4. The Future of Agentic Systems: Barry’s Predictions
Looking ahead, Barry shared three major trends that will define the next era of agent-based AI systems:
Budget-Aware Agents
Unlike traditional software workflows, agents can have unpredictable resource consumption.
To deploy agents at scale, organizations must:
- Define hard budgets for time, tokens, and money.
- Monitor and enforce those budgets dynamically during operation.
Self-Evolving Tools
Future agents won’t just use tools — they’ll design better tools for themselves.
Barry described “meta-tools” where agents improve the ergonomics and functionality of their interfaces over time, boosting general adaptability across use cases.
Multi-Agent Collaboration
By late 2025, expect to see widespread deployment of multi-agent systems.
These agents will:
- Collaborate across tasks.
- Communicate asynchronously beyond typical request-response models.
- Handle larger, more complex workflows with clear separation of concerns.
Conclusion: Embracing the Power of Agent-Based Systems
The future of AI development lies in embracing intelligent, autonomous, and collaborative agents.
By:
- Carefully assessing when to build agents,
- Starting with simple, high-ROI architectures,
- And deeply empathizing with the agent’s limited context,
organizations can unlock new levels of efficiency, adaptability, and innovation.
Barry’s roadmap gives developers, engineers, and organizations a powerful blueprint for succeeding in the era of agentic systems.
For those eager to dive deeper:
- Attend the upcoming AI Engineer World’s Fair in San Francisco to learn more about the Model Context Protocol.
- Follow Barry and Anthropic’s teams on social media for real-time updates and new research.
The future isn’t just coming — it’s being built right now.
FAQs About Agentic Systems
1. What is an agentic system in AI?
An intelligent system designed to make autonomous decisions based on environmental feedback, tools, and defined goals.
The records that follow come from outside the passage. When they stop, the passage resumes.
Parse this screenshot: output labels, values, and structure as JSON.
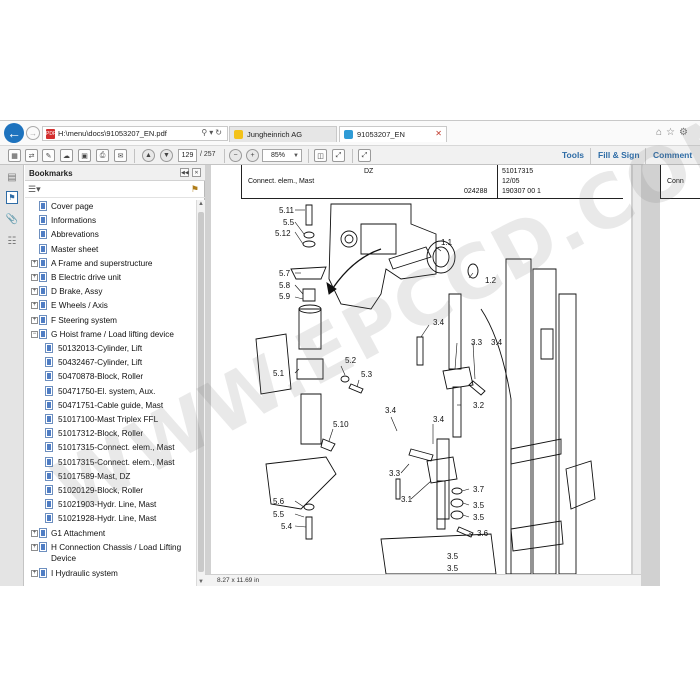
{
  "browser": {
    "url": "H:\\menu\\docs\\91053207_EN.pdf",
    "tabs": [
      {
        "label": "Jungheinrich AG"
      },
      {
        "label": "91053207_EN"
      }
    ]
  },
  "toolbar": {
    "page_current": "129",
    "page_total": "/ 257",
    "zoom": "85%",
    "tools_label": "Tools",
    "fill_sign_label": "Fill & Sign",
    "comment_label": "Comment"
  },
  "bookmarks": {
    "title": "Bookmarks",
    "items": [
      {
        "label": "Cover page",
        "expander": ""
      },
      {
        "label": "Informations",
        "expander": ""
      },
      {
        "label": "Abbrevations",
        "expander": ""
      },
      {
        "label": "Master sheet",
        "expander": ""
      },
      {
        "label": "A Frame and superstructure",
        "expander": "+"
      },
      {
        "label": "B Electric drive unit",
        "expander": "+"
      },
      {
        "label": "D Brake, Assy",
        "expander": "+"
      },
      {
        "label": "E Wheels / Axis",
        "expander": "+"
      },
      {
        "label": "F Steering system",
        "expander": "+"
      },
      {
        "label": "G Hoist frame / Load lifting device",
        "expander": "−"
      },
      {
        "label": "50132013-Cylinder, Lift",
        "expander": ""
      },
      {
        "label": "50432467-Cylinder, Lift",
        "expander": ""
      },
      {
        "label": "50470878-Block, Roller",
        "expander": ""
      },
      {
        "label": "50471750-El. system,  Aux.",
        "expander": ""
      },
      {
        "label": "50471751-Cable guide,  Mast",
        "expander": ""
      },
      {
        "label": "51017100-Mast Triplex FFL",
        "expander": ""
      },
      {
        "label": "51017312-Block, Roller",
        "expander": ""
      },
      {
        "label": "51017315-Connect. elem.,  Mast",
        "expander": ""
      },
      {
        "label": "51017315-Connect. elem.,  Mast",
        "expander": ""
      },
      {
        "label": "51017589-Mast, DZ",
        "expander": ""
      },
      {
        "label": "51020129-Block, Roller",
        "expander": ""
      },
      {
        "label": "51021903-Hydr. Line,  Mast",
        "expander": ""
      },
      {
        "label": "51021928-Hydr. Line,  Mast",
        "expander": ""
      },
      {
        "label": "G1 Attachment",
        "expander": "+"
      },
      {
        "label": "H Connection Chassis / Load Lifting",
        "label2": "Device",
        "expander": "+"
      },
      {
        "label": "I Hydraulic system",
        "expander": "+"
      }
    ]
  },
  "document": {
    "block_code": "DZ",
    "block_title": "Connect. elem.,  Mast",
    "block_number": "024288",
    "part_number": "51017315",
    "date": "12/05",
    "doc_code": "190307 00 1",
    "next_page_title": "Conn",
    "page_size": "8.27 x 11.69 in",
    "callouts": [
      "5.11",
      "5.5",
      "5.12",
      "1.1",
      "1.2",
      "5.7",
      "5.8",
      "5.9",
      "3.4",
      "3.3",
      "3.4",
      "5.1",
      "5.2",
      "5.3",
      "3.2",
      "3.4",
      "3.4",
      "5.10",
      "3.3",
      "3.7",
      "3.1",
      "3.5",
      "3.5",
      "3.6",
      "5.6",
      "5.5",
      "5.4",
      "3.5",
      "3.5"
    ]
  },
  "watermark": "WWW.EPCCD.COM"
}
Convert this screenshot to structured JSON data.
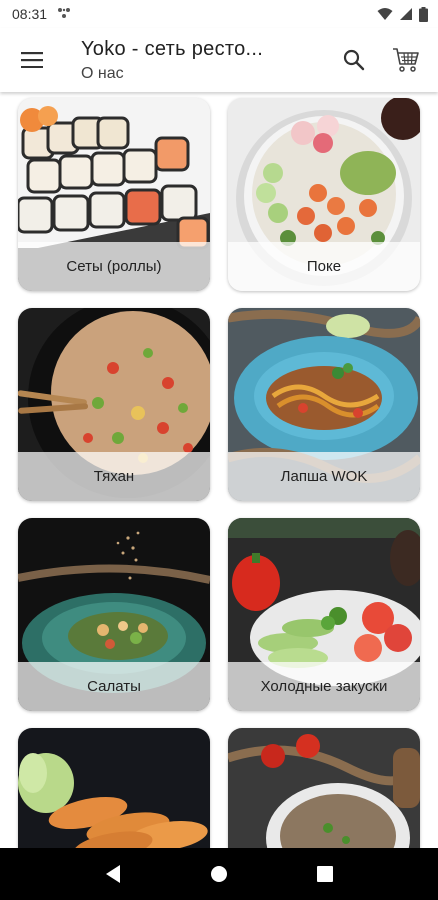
{
  "status_bar": {
    "time": "08:31",
    "icons": [
      "notification-icon",
      "wifi-icon",
      "cellular-signal-icon",
      "battery-icon"
    ]
  },
  "app_bar": {
    "title": "Yoko - сеть ресто...",
    "subtitle": "О нас",
    "icons": [
      "menu-icon",
      "search-icon",
      "cart-icon"
    ]
  },
  "categories": [
    {
      "label": "Сеты (роллы)"
    },
    {
      "label": "Поке"
    },
    {
      "label": "Тяхан"
    },
    {
      "label": "Лапша WOK"
    },
    {
      "label": "Салаты"
    },
    {
      "label": "Холодные закуски"
    },
    {
      "label": ""
    },
    {
      "label": ""
    }
  ],
  "nav_bar": {
    "icons": [
      "back-icon",
      "home-icon",
      "recents-icon"
    ]
  },
  "colors": {
    "app_bar_background": "#ffffff",
    "nav_bar_background": "#000000",
    "label_band": "rgba(255,255,255,0.72)",
    "text": "#222222"
  }
}
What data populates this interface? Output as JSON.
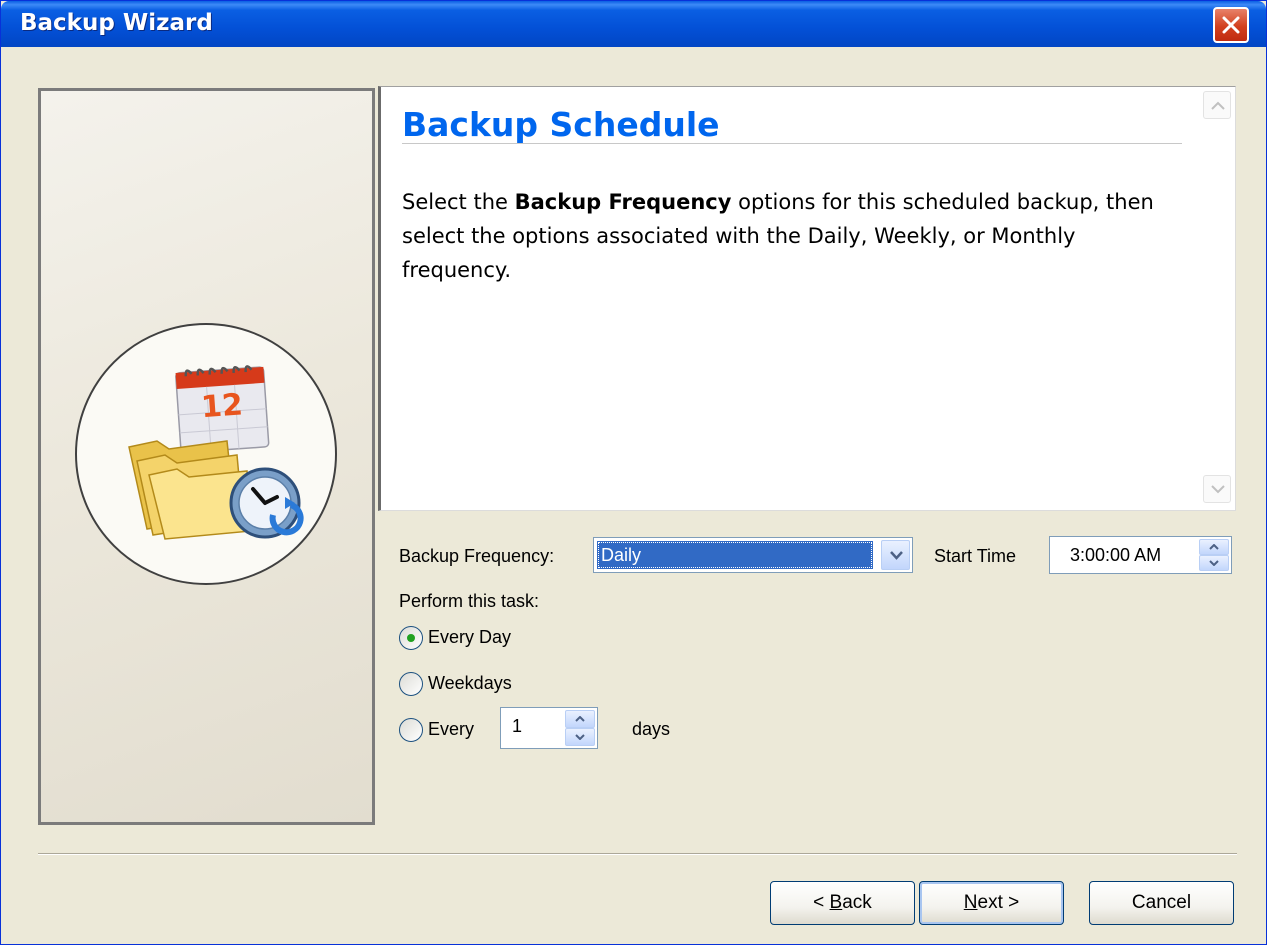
{
  "window": {
    "title": "Backup Wizard"
  },
  "content": {
    "heading": "Backup Schedule",
    "desc_pre": "Select the ",
    "desc_bold": "Backup Frequency",
    "desc_post": " options for this scheduled backup, then select the options associated with the Daily, Weekly, or Monthly frequency."
  },
  "form": {
    "frequency_label": "Backup Frequency:",
    "frequency_value": "Daily",
    "start_time_label": "Start Time",
    "start_time_value": "3:00:00 AM",
    "perform_label": "Perform this task:",
    "options": [
      {
        "label": "Every Day",
        "selected": true
      },
      {
        "label": "Weekdays",
        "selected": false
      },
      {
        "label": "Every",
        "selected": false
      }
    ],
    "every_value": "1",
    "days_label": "days"
  },
  "buttons": {
    "back": {
      "pre": "< ",
      "key": "B",
      "rest": "ack"
    },
    "next": {
      "key": "N",
      "rest": "ext >"
    },
    "cancel": "Cancel"
  },
  "icons": {
    "close": "close-x-icon",
    "calendar_day": "12",
    "illustration": "calendar-folder-clock-icon"
  },
  "colors": {
    "title_gradient": "#0350d6",
    "heading": "#0066ee",
    "selection": "#316ac5",
    "close_button": "#d2401e",
    "radio_dot": "#21a121"
  }
}
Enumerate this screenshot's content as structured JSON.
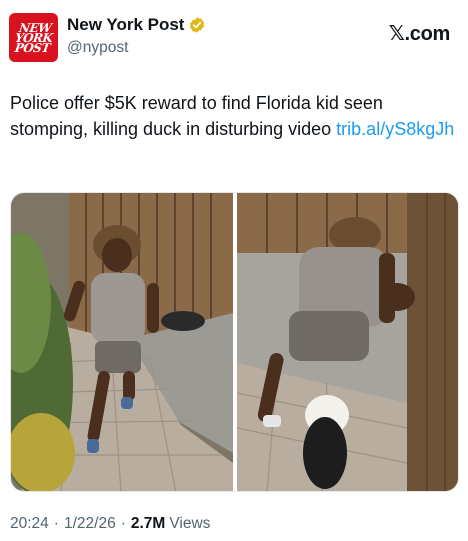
{
  "account": {
    "avatar_text": "New\nYork\nPost",
    "display_name": "New York Post",
    "handle": "@nypost",
    "verified_icon": "verified-badge-icon",
    "avatar_color": "#d8121e",
    "verified_color": "#e2b719"
  },
  "brand": {
    "label": "𝕏.com"
  },
  "tweet": {
    "text": "Police offer $5K reward to find Florida kid seen stomping, killing duck in disturbing video ",
    "link": "trib.al/yS8kgJh",
    "link_color": "#1d9bf0"
  },
  "media": {
    "photos": [
      "photo-left",
      "photo-right"
    ]
  },
  "footer": {
    "time": "20:24",
    "date": "1/22/26",
    "views_count": "2.7M",
    "views_label": "Views"
  }
}
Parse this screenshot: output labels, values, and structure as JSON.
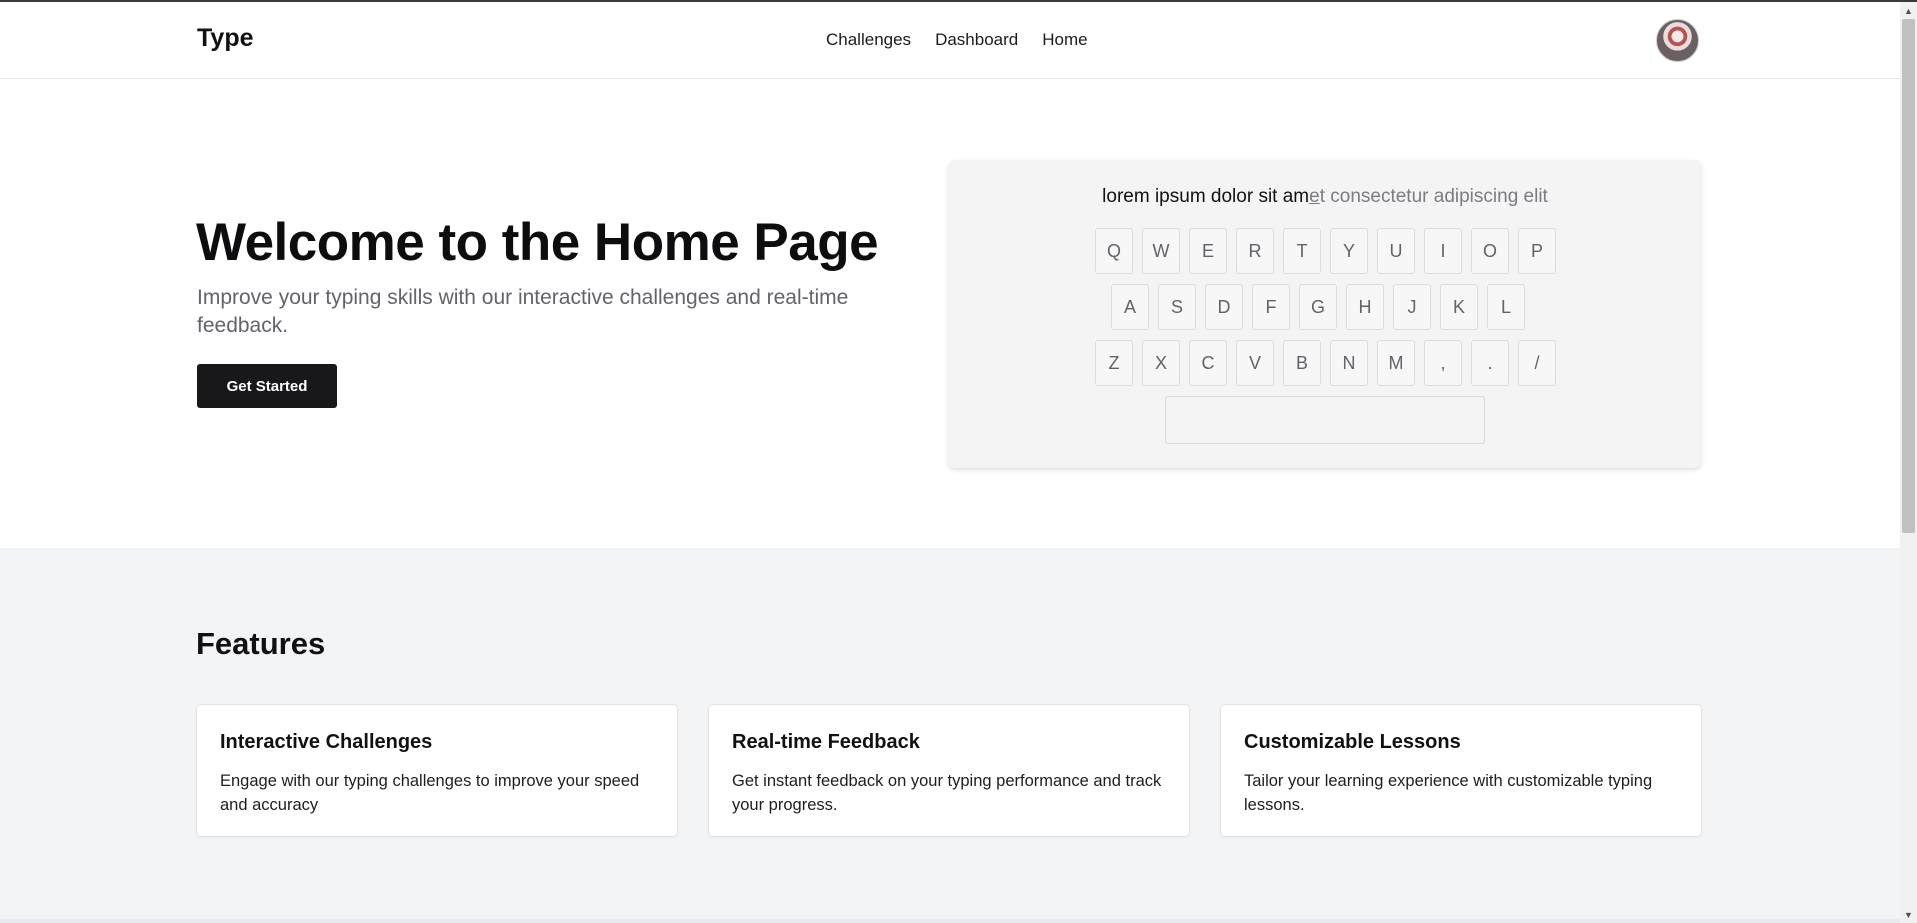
{
  "header": {
    "brand": "Type",
    "nav": [
      "Challenges",
      "Dashboard",
      "Home"
    ]
  },
  "hero": {
    "title": "Welcome to the Home Page",
    "subtitle": "Improve your typing skills with our interactive challenges and real-time feedback.",
    "cta_label": "Get Started"
  },
  "typing": {
    "typed": "lorem ipsum dolor sit am",
    "cursor": "e",
    "rest": "t consectetur adipiscing elit",
    "rows": [
      [
        "Q",
        "W",
        "E",
        "R",
        "T",
        "Y",
        "U",
        "I",
        "O",
        "P"
      ],
      [
        "A",
        "S",
        "D",
        "F",
        "G",
        "H",
        "J",
        "K",
        "L"
      ],
      [
        "Z",
        "X",
        "C",
        "V",
        "B",
        "N",
        "M",
        ",",
        ".",
        "/"
      ]
    ]
  },
  "features": {
    "title": "Features",
    "cards": [
      {
        "title": "Interactive Challenges",
        "text": "Engage with our typing challenges to improve your speed and accuracy"
      },
      {
        "title": "Real-time Feedback",
        "text": "Get instant feedback on your typing performance and track your progress."
      },
      {
        "title": "Customizable Lessons",
        "text": "Tailor your learning experience with customizable typing lessons."
      }
    ]
  },
  "scrollbar": {
    "up_icon": "▲",
    "down_icon": "▼"
  }
}
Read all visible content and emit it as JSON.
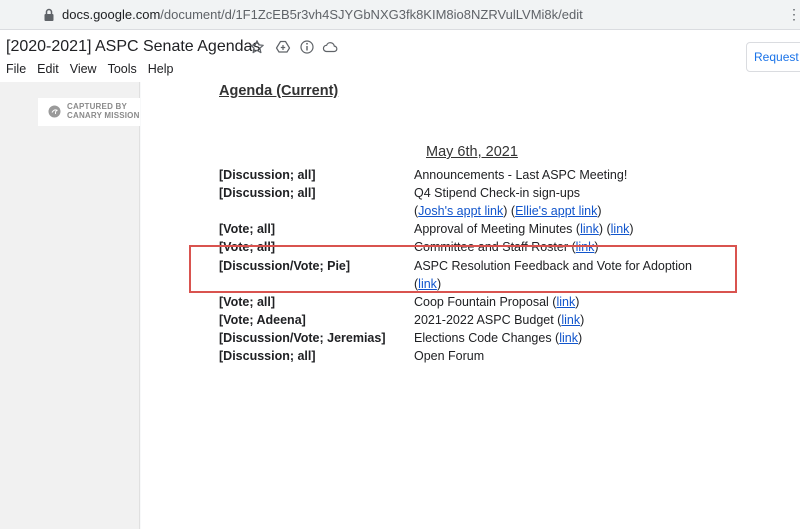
{
  "browser": {
    "url_domain": "docs.google.com",
    "url_path": "/document/d/1F1ZcEB5r3vh4SJYGbNXG3fk8KIM8io8NZRVulLVMi8k/edit",
    "more_glyph": "⋮"
  },
  "doc": {
    "title": "[2020-2021] ASPC Senate Agendas",
    "request_button": "Request e"
  },
  "menu": [
    "File",
    "Edit",
    "View",
    "Tools",
    "Help"
  ],
  "watermark": {
    "line1": "CAPTURED BY",
    "line2": "CANARY MISSION"
  },
  "content": {
    "heading": "Agenda (Current)",
    "date": "May 6th, 2021",
    "rows": [
      {
        "label": "[Discussion; all]",
        "segments": [
          {
            "text": "Announcements - Last ASPC Meeting!"
          }
        ]
      },
      {
        "label": "[Discussion; all]",
        "segments": [
          {
            "text": "Q4 Stipend Check-in sign-ups"
          }
        ]
      },
      {
        "label": "",
        "segments": [
          {
            "text": "("
          },
          {
            "text": "Josh's appt link",
            "link": true
          },
          {
            "text": ") ("
          },
          {
            "text": "Ellie's appt link",
            "link": true
          },
          {
            "text": ")"
          }
        ]
      },
      {
        "label": "[Vote; all]",
        "segments": [
          {
            "text": "Approval of Meeting Minutes ("
          },
          {
            "text": "link",
            "link": true
          },
          {
            "text": ") ("
          },
          {
            "text": "link",
            "link": true
          },
          {
            "text": ")"
          }
        ]
      },
      {
        "label": "[Vote; all]",
        "segments": [
          {
            "text": "Committee and Staff Roster ("
          },
          {
            "text": "link",
            "link": true
          },
          {
            "text": ")"
          }
        ]
      },
      {
        "label": "[Discussion/Vote; Pie]",
        "segments": [
          {
            "text": "ASPC Resolution Feedback and Vote for Adoption"
          }
        ]
      },
      {
        "label": "",
        "segments": [
          {
            "text": "("
          },
          {
            "text": "link",
            "link": true
          },
          {
            "text": ")"
          }
        ]
      },
      {
        "label": "[Vote; all]",
        "segments": [
          {
            "text": "Coop Fountain Proposal ("
          },
          {
            "text": "link",
            "link": true
          },
          {
            "text": ")"
          }
        ]
      },
      {
        "label": "[Vote; Adeena]",
        "segments": [
          {
            "text": "2021-2022 ASPC Budget ("
          },
          {
            "text": "link",
            "link": true
          },
          {
            "text": ")"
          }
        ]
      },
      {
        "label": "[Discussion/Vote; Jeremias]",
        "segments": [
          {
            "text": "Elections Code Changes ("
          },
          {
            "text": "link",
            "link": true
          },
          {
            "text": ")"
          }
        ]
      },
      {
        "label": "[Discussion; all]",
        "segments": [
          {
            "text": "Open Forum"
          }
        ]
      }
    ]
  },
  "colors": {
    "link": "#1155cc",
    "highlight_box": "#d9534f"
  }
}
2. Why is thinking like an agent important?
It ensures developers design interfaces and workflows suited to the agent’s real limitations, improving effectiveness.
3. How do self-evolving tools benefit agent systems?
They allow agents to adapt and optimize their toolsets without human intervention, creating more resilient systems.
4. What industries can benefit most from agent-based systems?
Finance, healthcare, software development, logistics, customer service, and many others that handle complex decision-making.
5. How will agent collaboration change AI development?
Agents will work together asynchronously, allowing for faster, more scalable solutions that parallelize tasks naturally.